L'Union européenne est pointée du doigt par plusieurs députés et autres personnalités pour avoir acheté à prix d'or le remdésivir, un antiviral potentiellement efficace contre le Covid-19. Or ce médicament a depuis été déconseillé par l'Organisation mondiale de la santé. Y a-t-il donc un scandale du remdésivir ?
Pour bien comprendre, il faut revenir au tout début de la crise. Nous sommes au mois de février 2020 et il n'y a encore aucun traitement contre le Covid-19. Une étude chinoise donne de l'espoir, confirmée par un essai plus large fin avril, publié dans la revue The Lancet. Le remdésivir, un antiviral conçu initialement contre Ebola, permettrait de guérir plus rapidement du nouveau coronavirus : 11 jours au lieu de 15, pour les personnes ayant reçu un placebo. L'étude affirme déjà qu'il n'y aurait aucun impact sur la mortalité. Face à ce résultat, les agences européenne et américaine du médicament donnent leur feu vert à son utilisation dans certains cas. Résultat : plusieurs pays, dont les États-Unis, passent commande auprès du laboratoire américain Gilead, qui vend le remdésivir sous le nom de Veklury. Pour l'Union européenne, la Commission négocie et signe coup sur coup deux contrats en juillet et en septembre. L'un pour 30 000 traitements, l'autre pour 3 400 traitements supplémentaires. Au total, cela représente plus de 200 000 doses à 345 euros. La facture s'élève à 70 millions d'euros. Contactée par France 24, la Commission européenne confirme ces chiffres et souligne qu'elle a "établi sa décision sur la base d'une étude scientifique". Il n'y avait alors aucune autre contre-indication.
Concernant le prix, il parait très cher, surtout que selon le Journal of Virus Eradication, le coût de fabrication du remdésivir est de moins de 0,94 dollars par dose, soit 420 fois moins cher que le prix effectivement payé par Bruxelles. Et même si ce montant ne comprend pas le coût de la recherche, on peut en conclure que le laboratoire américain Gilead, qui fabrique le médicament a très bien négocié. Surtout lorsqu'on sait qu'un pays comme l'Ukraine a pu bénéficier d'un générique en septembre à 20,45 dollars la dose.

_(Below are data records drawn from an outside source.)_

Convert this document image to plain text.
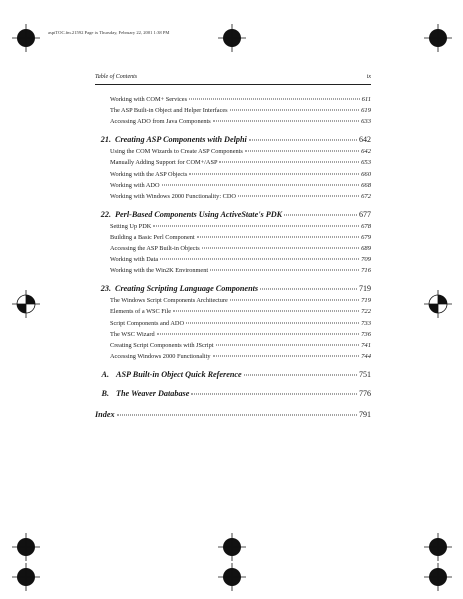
aspiTOC.fm.21592 Page ix Thursday, February 22, 2001 1:38 PM
Table of Contents	ix
Working with COM+ Services	611
The ASP Built-in Object and Helper Interfaces	619
Accessing ADO from Java Components	633
21. Creating ASP Components with Delphi	642
Using the COM Wizards to Create ASP Components	642
Manually Adding Support for COM+/ASP	653
Working with the ASP Objects	660
Working with ADO	668
Working with Windows 2000 Functionality: CDO	672
22. Perl-Based Components Using ActiveState's PDK	677
Setting Up PDK	678
Building a Basic Perl Component	679
Accessing the ASP Built-in Objects	689
Working with Data	709
Working with the Win2K Environment	716
23. Creating Scripting Language Components	719
The Windows Script Components Architecture	719
Elements of a WSC File	722
Script Components and ADO	733
The WSC Wizard	736
Creating Script Components with JScript	741
Accessing Windows 2000 Functionality	744
A. ASP Built-in Object Quick Reference	751
B. The Weaver Database	776
Index	791
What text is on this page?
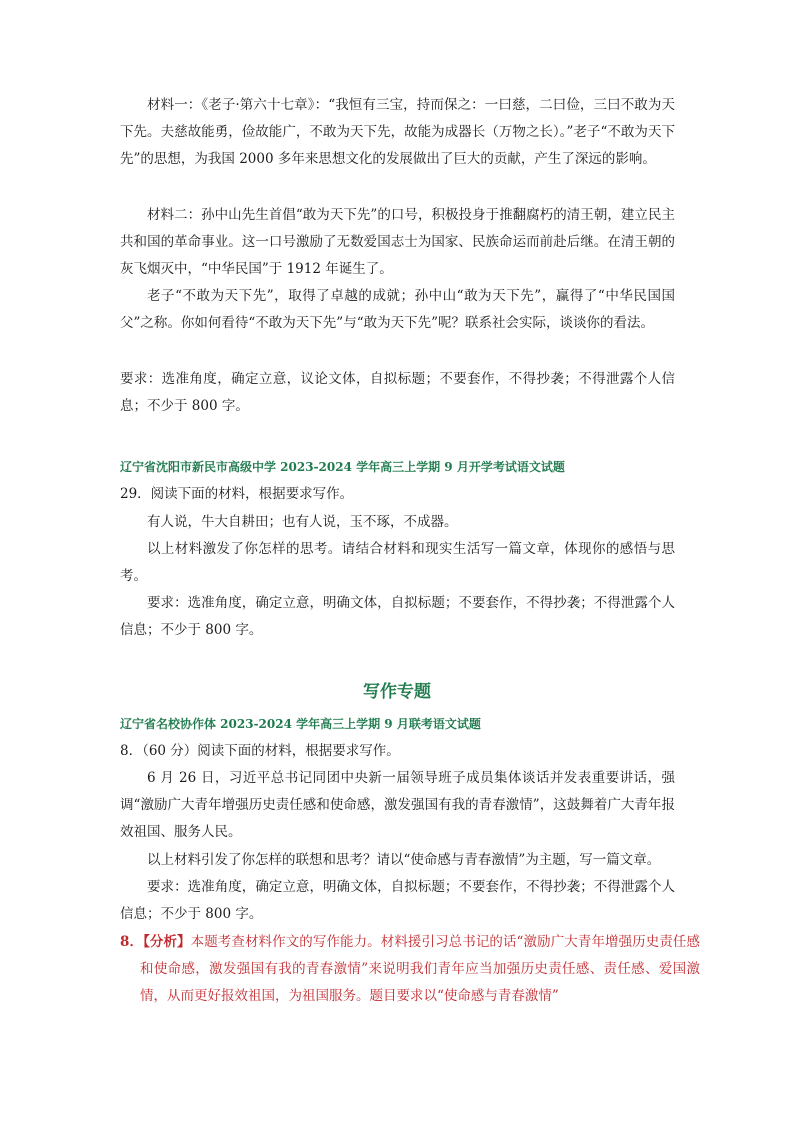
材料一：《老子·第六十七章》：“我恒有三宝，持而保之：一曰慈，二曰俭，三曰不敢为天下先。夫慈故能勇，俭故能广，不敢为天下先，故能为成器长（万物之长）。”老子“不敢为天下先”的思想，为我国 2000 多年来思想文化的发展做出了巨大的贡献，产生了深远的影响。

材料二：孙中山先生首倡“敢为天下先”的口号，积极投身于推翻腐朽的清王朝，建立民主共和国的革命事业。这一口号激励了无数爱国志士为国家、民族命运而前赴后继。在清王朝的灰飞烟灭中，“中华民国”于 1912 年诞生了。

老子“不敢为天下先”，取得了卓越的成就；孙中山“敢为天下先”，赢得了“中华民国国父”之称。你如何看待“不敢为天下先”与“敢为天下先”呢？联系社会实际，谈谈你的看法。

要求：选准角度，确定立意，议论文体，自拟标题；不要套作，不得抄袭；不得泄露个人信息；不少于 800 字。

辽宁省沈阳市新民市高级中学 2023-2024 学年高三上学期 9 月开学考试语文试题

29．阅读下面的材料，根据要求写作。

有人说，牛大自耕田；也有人说，玉不琢，不成器。

以上材料激发了你怎样的思考。请结合材料和现实生活写一篇文章，体现你的感悟与思考。

要求：选准角度，确定立意，明确文体，自拟标题；不要套作，不得抄袭；不得泄露个人信息；不少于 800 字。

写作专题

辽宁省名校协作体 2023-2024 学年高三上学期 9 月联考语文试题

8．（60 分）阅读下面的材料，根据要求写作。

6 月 26 日，习近平总书记同团中央新一届领导班子成员集体谈话并发表重要讲话，强调“激励广大青年增强历史责任感和使命感，激发强国有我的青春激情”，这鼓舞着广大青年报效祖国、服务人民。

以上材料引发了你怎样的联想和思考？请以“使命感与青春激情”为主题，写一篇文章。

要求：选准角度，确定立意，明确文体，自拟标题；不要套作，不得抄袭；不得泄露个人信息；不少于 800 字。

8．【分析】本题考查材料作文的写作能力。材料援引习总书记的话“激励广大青年增强历史责任感和使命感，激发强国有我的青春激情”来说明我们青年应当加强历史责任感、责任感、爱国激情，从而更好报效祖国，为祖国服务。题目要求以“使命感与青春激情”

Les choses se compliquent pourtant à l'automne. Plusieurs Éats européens demandent des doses supplémentaires pour leurs patients. Le 7 octobre, la Commission européenne négocie avec le laboratoire Gilead un accord cadre pour la livraison potentielle de 3 millions de doses supplémentaire aux pays européens et quelques voisins. Contrairement aux deux premiers contrats, il ne s'agit pas d'une commande ferme. "Bruxelles ne paye rien", précise une source à la Commission, ce sont les États qui le font s'ils le souhaitent. À ce jour une vingtaine d'États de l'UE, dont l'Allemagne, l'Espagne et la Belgique, et d'Europe orientale, non membres de l'UE, ont passé commande. Et selon les calcul du journal Le Monde, la facture s'élève déjà à plus de 220 millions d'euros. La France elle fait figure d'exception. Elle n'a pas passé de commande, jugeant que l'efficacité du médicament n'est pas suffisamment prouvée.

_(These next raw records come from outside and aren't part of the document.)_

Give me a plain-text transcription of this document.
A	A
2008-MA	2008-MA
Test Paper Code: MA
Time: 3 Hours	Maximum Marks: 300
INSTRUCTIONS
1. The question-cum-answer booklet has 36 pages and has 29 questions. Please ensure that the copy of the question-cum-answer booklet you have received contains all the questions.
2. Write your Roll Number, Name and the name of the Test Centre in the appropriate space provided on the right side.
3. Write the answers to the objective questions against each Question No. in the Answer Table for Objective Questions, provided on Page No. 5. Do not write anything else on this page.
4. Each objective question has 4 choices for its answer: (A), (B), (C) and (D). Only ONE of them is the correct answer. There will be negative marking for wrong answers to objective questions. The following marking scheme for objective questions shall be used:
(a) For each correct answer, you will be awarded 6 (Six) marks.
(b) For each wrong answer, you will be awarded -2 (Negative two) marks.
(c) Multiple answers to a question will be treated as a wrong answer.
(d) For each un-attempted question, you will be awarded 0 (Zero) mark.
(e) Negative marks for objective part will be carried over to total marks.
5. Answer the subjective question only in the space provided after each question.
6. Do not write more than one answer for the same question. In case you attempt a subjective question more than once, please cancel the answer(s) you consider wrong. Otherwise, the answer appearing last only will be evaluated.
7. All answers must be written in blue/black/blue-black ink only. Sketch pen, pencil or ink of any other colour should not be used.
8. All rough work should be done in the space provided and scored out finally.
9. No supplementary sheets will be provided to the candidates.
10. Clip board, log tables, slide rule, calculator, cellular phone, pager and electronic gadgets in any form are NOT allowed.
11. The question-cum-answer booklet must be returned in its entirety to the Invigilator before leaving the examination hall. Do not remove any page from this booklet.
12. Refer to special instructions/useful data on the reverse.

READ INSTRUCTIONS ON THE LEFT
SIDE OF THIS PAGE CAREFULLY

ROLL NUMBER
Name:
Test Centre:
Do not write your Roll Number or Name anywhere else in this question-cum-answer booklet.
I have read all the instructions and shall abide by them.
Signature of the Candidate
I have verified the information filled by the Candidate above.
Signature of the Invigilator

Elle a peut être raison, car quelques jours après la signature de l'accord cadre, l'Agence européenne du médicament reçoit le projet de publication d'une étude scientifique menée à grande échelle de l'OMS, l'essai Solidarity. Et celle-ci conclut à l'absence d'effet du médicament sur la mortalité. Sur la base de cette étude, l'OMS déconseille son utilisation le 20 novembre dernier. Seulement, selon l'enquête très détaillée de Lise Barnéoud dans Le Monde, le laboratoire Gilead avait lui reçu, selon une obligation contractuelle, le manuscrit avant la signature de l'accord. Il savait donc que l'étude Solidarity concluait à l'absence d'efficacité du médicament, lorsqu'il a signé. Et il n'a rien dit.

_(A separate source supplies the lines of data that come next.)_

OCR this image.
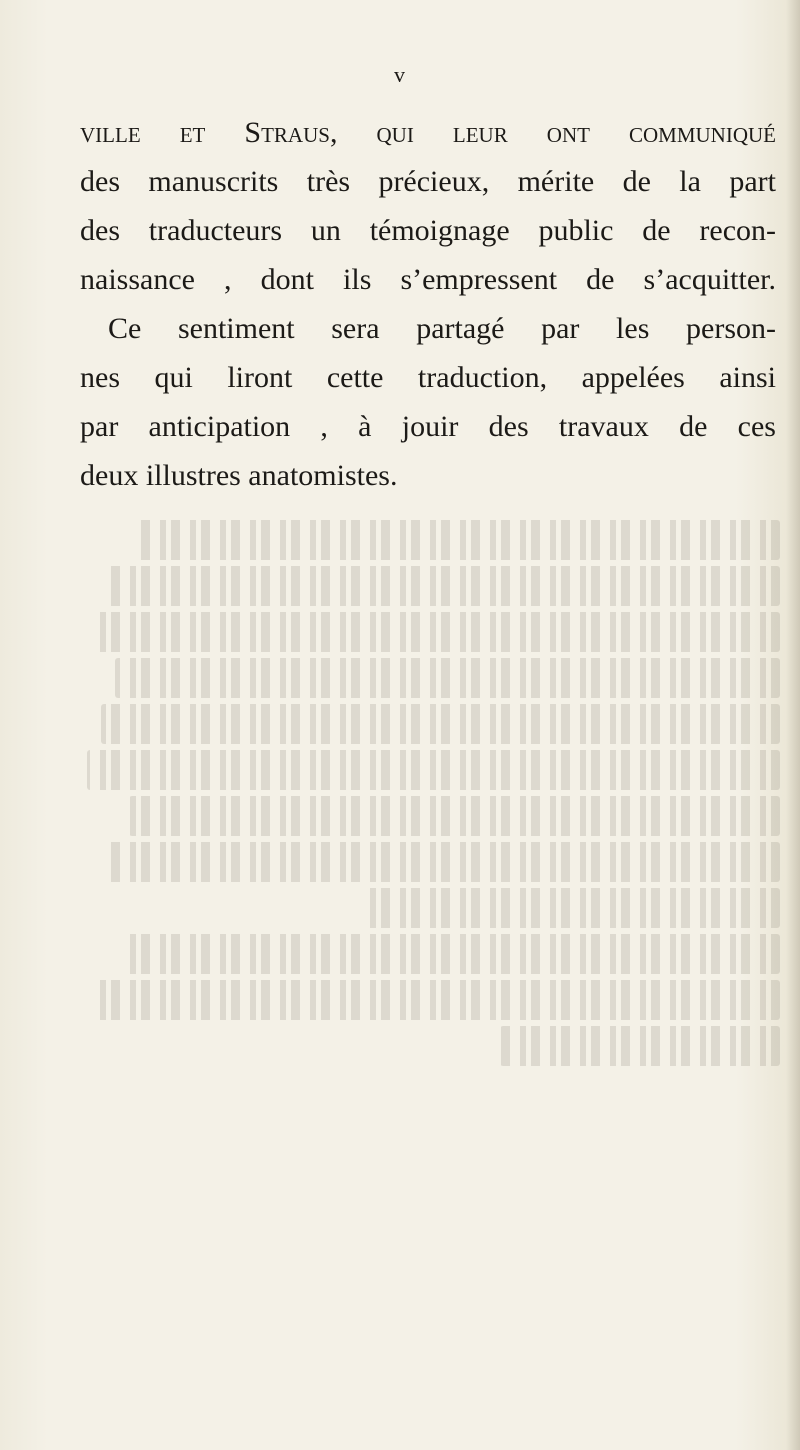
v
ville et Straus, qui leur ont communiqué
des manuscrits très précieux, mérite de la part
des traducteurs un témoignage public de recon-
naissance , dont ils s’empressent de s’acquitter.
Ce sentiment sera partagé par les person-
nes qui liront cette traduction, appelées ainsi
par anticipation , à jouir des travaux de ces
deux illustres anatomistes.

Alors, est-ce pour autant un scandale ? Contactée par France 24, la Commission européenne affirme que non. Elle affirme que pour l'instant l'Agence européenne du médicament maintient son autorisation d'utilisation malgré la recommandation de l'OMS. Début décembre, un éditorial du prestigieux New England Journal of Medecine a critiqué la position de l'OMS affirmant que si effectivement plusieurs études concluent à l'absence d'incidence sur la mortalité, il y a encore des raison de penser que le traitement peut permettre une guérison plus rapide dans certains cas.
Le débat continue donc au niveau scientifique. Mais chose est sûre : le laboratoire Gilead lui a réussi son coup commercial, avec un chiffre d'affaires en hausse de 17 % au 3e trimestre et un bénéfice net de 360 millions de dollars.